A lot of research has been carried out on why women do not present and the fear factor is significant. “We need to ensure women know the outlook is so much better if breast cancer is detected early, when it is smaller and less likely to have nodes,” said Dr O’Doherty.

There are four BreastCheck centres in the country. One is on the St Vincent’s campus, one is on the Mater campus, one is in Cork and another is in Galway.

A significant amount of screening is done in static centres. The St Vincent’s BreastCheck centre, for example, is completely separate from the hospital and mobile vans go to locations such as Loughlinstown, Kildare, Wexford and Wicklow.

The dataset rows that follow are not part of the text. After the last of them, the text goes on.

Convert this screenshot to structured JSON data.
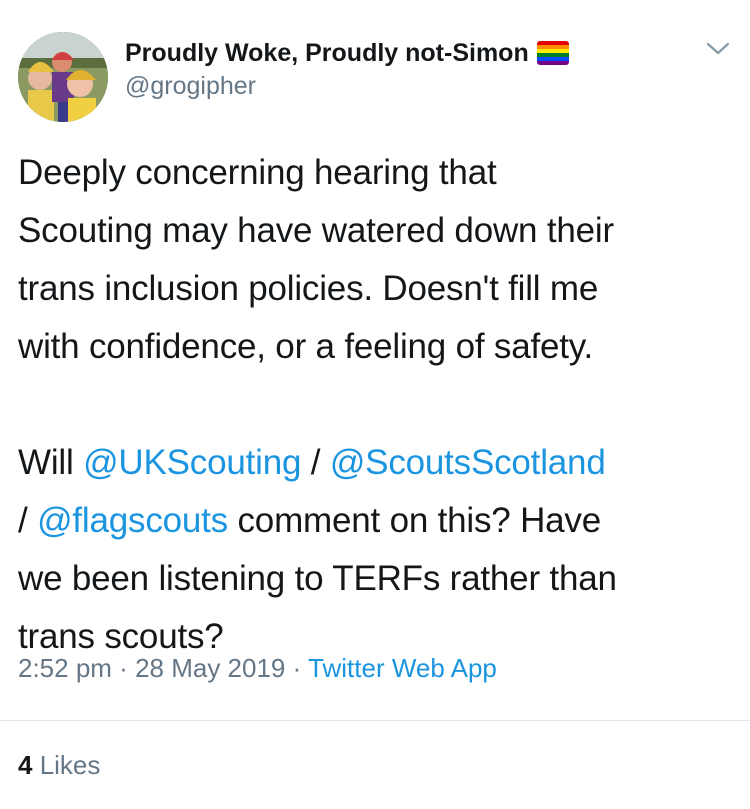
{
  "author": {
    "display_name": "Proudly Woke, Proudly not-Simon",
    "handle": "@grogipher",
    "flag_icon": "rainbow-flag-icon"
  },
  "menu_icon": "chevron-down-icon",
  "tweet": {
    "paragraph1": "Deeply concerning hearing that\nScouting may have watered down their\ntrans inclusion policies. Doesn't fill me\nwith confidence, or a feeling of safety.",
    "p2_will": "Will ",
    "mention1": "@UKScouting",
    "sep1": " / ",
    "mention2": "@ScoutsScotland",
    "sep2": "\n/ ",
    "mention3": "@flagscouts",
    "p2_rest": " comment on this? Have\nwe been listening to TERFs rather than\ntrans scouts?"
  },
  "meta": {
    "time": "2:52 pm",
    "dot1": " · ",
    "date": "28 May 2019",
    "dot2": " · ",
    "source": "Twitter Web App"
  },
  "likes": {
    "count": "4",
    "label": " Likes"
  },
  "colors": {
    "link": "#1b95e0",
    "secondary": "#657786",
    "text": "#14171a"
  }
}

“We go to a safe environment such as the cancer support service in Portlaoise, because these are expensive pieces of kit. Sometimes these are hospitals. Women quite like going to mobiles. They are quick and efficient,” said Dr O’Doherty.

92 per cent are normal

After women have had a mammogram and these have been read, 92 per cent of women get a letter saying they are normal, within two weeks. If they are abnormal, women come back for assessment. Women who are called back for assessment have a 20 per cent chance of being diagnosed with breast cancer.

If there is something worrying at assessment, a biopsy is done the same day and the case is discussed at the multidisciplinary team meeting. If the patient has cancer, surgery is organised. Treatment is thereafter hospital-centred.

There is a charter which says that women with breast cancer have to be operated on within three weeks of being told they need surgery.

Meanwhile, CervicalCheck, the National Cervical Screening Programme, has reminded women aged 25-to-60 how important it is to have their smear test.

In particular, women aged 50 and over are encouraged to ensure they are up-to-date with their free smear test — a lower proportion of women in this age range attend for cervical screening.  Cervical cancer is a risk for these women and a free regular smear test is “a woman’s best protection against cervical cancer”, the programme said.

1.3m smear tests

In the first four years since the programme launched in September, 2008, almost 1.3 million smear tests were processed and more than 805,000 eligible women aged 25-to-60 have had at least one CervicalCheck smear test.

Women aged 25-to-60 should have a smear test every three-to-five years, depending on their age. CervicalCheck provides free smear tests and women have a choice of more than 4,600 male and female smear-takers nationwide.

GPs, practice nurses, family planning, women’s health and Well Woman Clinics all over Ireland are registered to provide free smear tests.

CervicalCheck writes to women who have already had a CervicalCheck smear test, informing them when the next smear test is due.

If a woman has not already had a free smear test, an invitation letter is not needed to register with CervicalCheck.  To arrange a smear test, an appointment is made with a registered smear-taker of the woman’s choice.

A smear test can pick up cell changes in the cervix.  If these cell changes are not found and treated, over time they can turn into cancer cells. A CervicalCheck smear test is a simple procedure that takes minutes, Dr Doherty added.